Practicing the 4 C’s of High-Quality Primary Care with a Value-Based Care Team Model

According to a report from the National Academies of Sciences, Engineering and Medicine, “primary care is the only health care component where an increased supply is associated with better population health and more equitable outcomes.” And yet we dramatically underinvest in robust primary care.


What makes primary care so impactful is its focus on clinician-patient relationships and comprehensive, longitudinal care. Unfortunately, our current fee-for-service (FFS) payment model is indifferent to relationships and long-term health. That is why value-based payment, such as full-risk and capitated payments, allow for care models that actively foster relationships and align patient care, population outcomes, and economic sustainability.
Successful primary care is rooted in what’s known as the “4 C’s.” In practice, this is defined as the primary care team being available for first contact when there is an issue, providing continuous and comprehensive care, and coordinating the care of the patient across different stakeholders and needs. These are the elements necessary to enable a deeply trusting relationship between patients and their primary care team and lead to individual behavior change, one of the goals of effective primary care.


Primary care in the U.S. falls far short of fulfilling the 4 C’s and much of that failure is due to our reliance on the FFS model.

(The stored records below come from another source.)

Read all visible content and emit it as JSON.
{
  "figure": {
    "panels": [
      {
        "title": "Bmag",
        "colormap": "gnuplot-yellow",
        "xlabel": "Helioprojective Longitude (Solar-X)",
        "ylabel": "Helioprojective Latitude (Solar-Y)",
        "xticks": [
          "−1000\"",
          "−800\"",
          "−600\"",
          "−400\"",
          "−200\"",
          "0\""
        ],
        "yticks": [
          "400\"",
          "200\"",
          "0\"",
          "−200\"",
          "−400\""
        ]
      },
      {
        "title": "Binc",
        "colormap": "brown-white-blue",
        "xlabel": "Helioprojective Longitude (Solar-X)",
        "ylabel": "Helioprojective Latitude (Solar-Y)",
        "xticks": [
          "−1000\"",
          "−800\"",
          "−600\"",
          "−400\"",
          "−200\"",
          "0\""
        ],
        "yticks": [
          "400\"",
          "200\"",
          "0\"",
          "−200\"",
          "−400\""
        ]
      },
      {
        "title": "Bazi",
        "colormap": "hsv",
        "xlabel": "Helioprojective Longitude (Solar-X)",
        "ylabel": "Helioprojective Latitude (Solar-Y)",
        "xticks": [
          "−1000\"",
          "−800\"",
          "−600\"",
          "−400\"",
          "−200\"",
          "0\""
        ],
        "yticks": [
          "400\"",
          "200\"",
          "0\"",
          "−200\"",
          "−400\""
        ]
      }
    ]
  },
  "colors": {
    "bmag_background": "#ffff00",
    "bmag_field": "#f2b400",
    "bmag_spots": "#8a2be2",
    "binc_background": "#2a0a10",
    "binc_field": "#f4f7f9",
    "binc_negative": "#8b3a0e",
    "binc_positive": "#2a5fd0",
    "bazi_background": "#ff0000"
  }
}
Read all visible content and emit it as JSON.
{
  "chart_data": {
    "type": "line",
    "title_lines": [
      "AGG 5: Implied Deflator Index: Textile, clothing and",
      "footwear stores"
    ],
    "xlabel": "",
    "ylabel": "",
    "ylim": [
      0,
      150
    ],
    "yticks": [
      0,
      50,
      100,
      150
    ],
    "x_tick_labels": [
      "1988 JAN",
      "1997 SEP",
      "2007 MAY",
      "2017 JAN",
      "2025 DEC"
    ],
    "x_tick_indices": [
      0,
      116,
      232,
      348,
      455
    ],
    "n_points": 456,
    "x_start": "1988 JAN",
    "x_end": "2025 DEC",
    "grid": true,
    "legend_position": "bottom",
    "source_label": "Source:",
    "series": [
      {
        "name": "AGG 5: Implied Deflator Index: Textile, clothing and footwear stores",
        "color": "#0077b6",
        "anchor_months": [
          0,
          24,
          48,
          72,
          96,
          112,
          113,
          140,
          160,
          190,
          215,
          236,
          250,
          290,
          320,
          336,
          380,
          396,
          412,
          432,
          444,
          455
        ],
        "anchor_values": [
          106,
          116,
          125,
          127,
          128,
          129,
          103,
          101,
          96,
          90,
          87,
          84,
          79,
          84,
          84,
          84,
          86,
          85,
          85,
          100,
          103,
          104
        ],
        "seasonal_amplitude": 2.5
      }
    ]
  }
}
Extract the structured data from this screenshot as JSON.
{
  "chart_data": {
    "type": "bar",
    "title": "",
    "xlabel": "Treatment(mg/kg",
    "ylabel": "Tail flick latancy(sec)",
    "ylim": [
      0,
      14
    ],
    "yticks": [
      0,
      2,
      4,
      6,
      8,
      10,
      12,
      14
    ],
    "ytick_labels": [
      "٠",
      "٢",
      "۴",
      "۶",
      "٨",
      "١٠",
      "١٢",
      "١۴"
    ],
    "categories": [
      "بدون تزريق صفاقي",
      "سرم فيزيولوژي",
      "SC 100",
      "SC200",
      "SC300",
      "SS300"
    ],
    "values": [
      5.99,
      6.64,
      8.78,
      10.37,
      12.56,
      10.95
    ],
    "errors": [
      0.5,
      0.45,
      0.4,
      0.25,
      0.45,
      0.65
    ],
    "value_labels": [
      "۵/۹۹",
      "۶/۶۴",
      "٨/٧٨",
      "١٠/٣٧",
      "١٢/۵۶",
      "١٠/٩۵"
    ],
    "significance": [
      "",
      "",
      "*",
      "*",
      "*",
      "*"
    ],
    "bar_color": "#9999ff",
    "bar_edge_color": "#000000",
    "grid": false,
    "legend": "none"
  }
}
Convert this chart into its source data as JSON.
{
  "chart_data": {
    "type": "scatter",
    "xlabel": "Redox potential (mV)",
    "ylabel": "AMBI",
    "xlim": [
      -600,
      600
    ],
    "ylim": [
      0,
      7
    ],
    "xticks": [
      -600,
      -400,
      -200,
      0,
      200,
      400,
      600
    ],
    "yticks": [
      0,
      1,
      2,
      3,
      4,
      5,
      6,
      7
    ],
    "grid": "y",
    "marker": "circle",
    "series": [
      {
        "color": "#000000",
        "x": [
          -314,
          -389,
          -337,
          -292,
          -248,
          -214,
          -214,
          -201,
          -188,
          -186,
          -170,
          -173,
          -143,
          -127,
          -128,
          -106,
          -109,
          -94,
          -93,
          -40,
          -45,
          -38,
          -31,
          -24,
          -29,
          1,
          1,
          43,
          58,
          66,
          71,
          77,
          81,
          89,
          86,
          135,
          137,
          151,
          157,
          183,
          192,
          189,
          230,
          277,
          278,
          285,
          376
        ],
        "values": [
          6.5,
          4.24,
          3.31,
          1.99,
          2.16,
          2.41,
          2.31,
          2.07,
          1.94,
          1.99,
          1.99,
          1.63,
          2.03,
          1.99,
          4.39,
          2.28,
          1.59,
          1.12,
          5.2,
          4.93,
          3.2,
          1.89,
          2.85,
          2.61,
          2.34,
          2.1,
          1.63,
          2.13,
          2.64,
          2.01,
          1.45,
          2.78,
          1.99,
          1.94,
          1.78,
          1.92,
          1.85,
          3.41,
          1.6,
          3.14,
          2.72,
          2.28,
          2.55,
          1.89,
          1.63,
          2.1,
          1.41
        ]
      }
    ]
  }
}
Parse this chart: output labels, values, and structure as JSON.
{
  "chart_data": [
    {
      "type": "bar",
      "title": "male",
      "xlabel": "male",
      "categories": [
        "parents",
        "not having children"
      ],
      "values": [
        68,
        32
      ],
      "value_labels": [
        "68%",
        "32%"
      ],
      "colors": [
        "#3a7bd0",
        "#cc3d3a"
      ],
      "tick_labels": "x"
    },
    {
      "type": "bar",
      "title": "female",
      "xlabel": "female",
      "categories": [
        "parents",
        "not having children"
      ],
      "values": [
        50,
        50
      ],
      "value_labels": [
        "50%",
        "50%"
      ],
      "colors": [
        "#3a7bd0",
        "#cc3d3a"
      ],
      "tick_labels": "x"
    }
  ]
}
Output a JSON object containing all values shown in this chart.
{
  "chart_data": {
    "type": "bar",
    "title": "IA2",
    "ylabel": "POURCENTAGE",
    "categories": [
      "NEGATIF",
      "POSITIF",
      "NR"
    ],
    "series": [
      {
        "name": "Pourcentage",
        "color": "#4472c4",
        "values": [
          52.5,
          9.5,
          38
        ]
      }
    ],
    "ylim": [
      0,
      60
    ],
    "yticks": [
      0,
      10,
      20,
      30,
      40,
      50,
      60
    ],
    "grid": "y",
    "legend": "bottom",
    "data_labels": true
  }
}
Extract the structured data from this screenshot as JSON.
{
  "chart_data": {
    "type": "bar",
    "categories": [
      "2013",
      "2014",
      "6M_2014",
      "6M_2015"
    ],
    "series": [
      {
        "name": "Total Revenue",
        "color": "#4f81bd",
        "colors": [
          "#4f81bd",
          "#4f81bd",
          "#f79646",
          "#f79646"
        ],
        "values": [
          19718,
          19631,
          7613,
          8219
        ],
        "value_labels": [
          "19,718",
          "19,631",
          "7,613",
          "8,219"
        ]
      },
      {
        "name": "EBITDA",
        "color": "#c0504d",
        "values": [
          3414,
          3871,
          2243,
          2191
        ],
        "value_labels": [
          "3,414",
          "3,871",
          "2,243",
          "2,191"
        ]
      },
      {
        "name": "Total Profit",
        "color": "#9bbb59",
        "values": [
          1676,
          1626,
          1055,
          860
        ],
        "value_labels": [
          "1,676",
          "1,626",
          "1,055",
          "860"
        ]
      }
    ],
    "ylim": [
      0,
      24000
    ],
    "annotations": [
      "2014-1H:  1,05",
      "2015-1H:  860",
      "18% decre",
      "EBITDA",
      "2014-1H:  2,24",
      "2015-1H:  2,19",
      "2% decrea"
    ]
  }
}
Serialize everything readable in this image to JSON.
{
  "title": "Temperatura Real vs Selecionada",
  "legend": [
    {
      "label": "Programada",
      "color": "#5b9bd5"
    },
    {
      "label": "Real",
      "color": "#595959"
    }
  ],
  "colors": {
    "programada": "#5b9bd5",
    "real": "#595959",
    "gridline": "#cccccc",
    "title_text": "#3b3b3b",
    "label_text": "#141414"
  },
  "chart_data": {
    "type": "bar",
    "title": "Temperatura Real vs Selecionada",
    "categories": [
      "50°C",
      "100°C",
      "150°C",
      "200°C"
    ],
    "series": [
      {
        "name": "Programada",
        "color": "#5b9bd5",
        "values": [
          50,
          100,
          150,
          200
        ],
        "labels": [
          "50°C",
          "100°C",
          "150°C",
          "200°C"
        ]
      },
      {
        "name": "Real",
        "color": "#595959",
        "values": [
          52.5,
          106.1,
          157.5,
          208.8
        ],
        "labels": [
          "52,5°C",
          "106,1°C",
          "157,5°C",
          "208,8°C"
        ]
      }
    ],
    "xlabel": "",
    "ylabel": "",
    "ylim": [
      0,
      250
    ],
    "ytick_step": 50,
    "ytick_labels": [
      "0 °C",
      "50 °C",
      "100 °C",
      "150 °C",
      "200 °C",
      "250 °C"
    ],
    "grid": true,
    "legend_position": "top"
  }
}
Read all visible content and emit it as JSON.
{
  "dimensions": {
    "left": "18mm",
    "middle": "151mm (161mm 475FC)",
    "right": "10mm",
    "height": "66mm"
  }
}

Rather than fostering engagement, FFS payment systems reward transactions and services provided, leading to impossibly large patient panels and extremely limited time spent during patient visits. The result is a formula that is not conducive to building the strong patient-clinician bonds needed for identifying the underlying issues impacting the patient’s health and working together to make changes to improve their health.


On the flip side, when practices implement a value-based care model and move to full risk, the 4 C’s become the North Star, reinforced by more robust teams and systems.


For example, CenterWell Senior Primary Care facilities and Conviva Care Centers, which are Humana’s senior-focused primary care centers, utilize a value-based care team approach that has allowed us to reduce patient panels to 400 to 600 patients, compared with the normal 2,000 or more patients at FFS practices. Recognizing the importance of regular touchpoints with patients and that building trusting relationships takes time, patients are seen an average of 4-6 times per year and PCP visits typically last as long as 40 minutes. Supporting the PCP is a care team that includes care management nurses, care coordinators, social workers, pharmacists and behavioral health specialists to treat not only patients’ physical and mental health needs, but also to identify and address social service gaps impacting their health.


To support a patient, the care team meets regularly to discuss the resources and treatment plans required for each individual. Our model also requires that we look beyond the walls of our own practices and collaborate with the other clinicians and services our patients utilize, forging deeper partnerships and coordination mechanisms across specialty care, acute, and post-acute care, so that we can holistically guide our patient’s health with their goals front and center.


While this model embodies the care that every senior deserves, you’re likely asking where the resources are coming from to fund this comprehensive, team-based approach. Humana has shown that value-based groups that have taken on full risk deliver 15 to 17% of health care dollars to the primary care practice, compared to the usual 4 to 7% for traditional primary care. That differential investment goes a long way to fund the comprehensiveness care team, as well as the technology and analytics that enable this type of care.


Practicing primary care according to the 4 C’s and with a value-based, care team approach also delivers improved clinical outcomes, as illustrated in a recent JAMA study that showed primary care practices adopting this approach reduced emergency department visits by over 13% and hospitalizations by almost 6%.
Providing first contact, continual, comprehensive and coordinated primary care is necessary to radically improve the health of our population, deliver the kind of patient care that seniors deserve and expect, and create sustainable practice models for clinicians. If we keep the 4 C’s as our North Star and reorient around a value-based care team approach, we will go much further in improving population health and equity.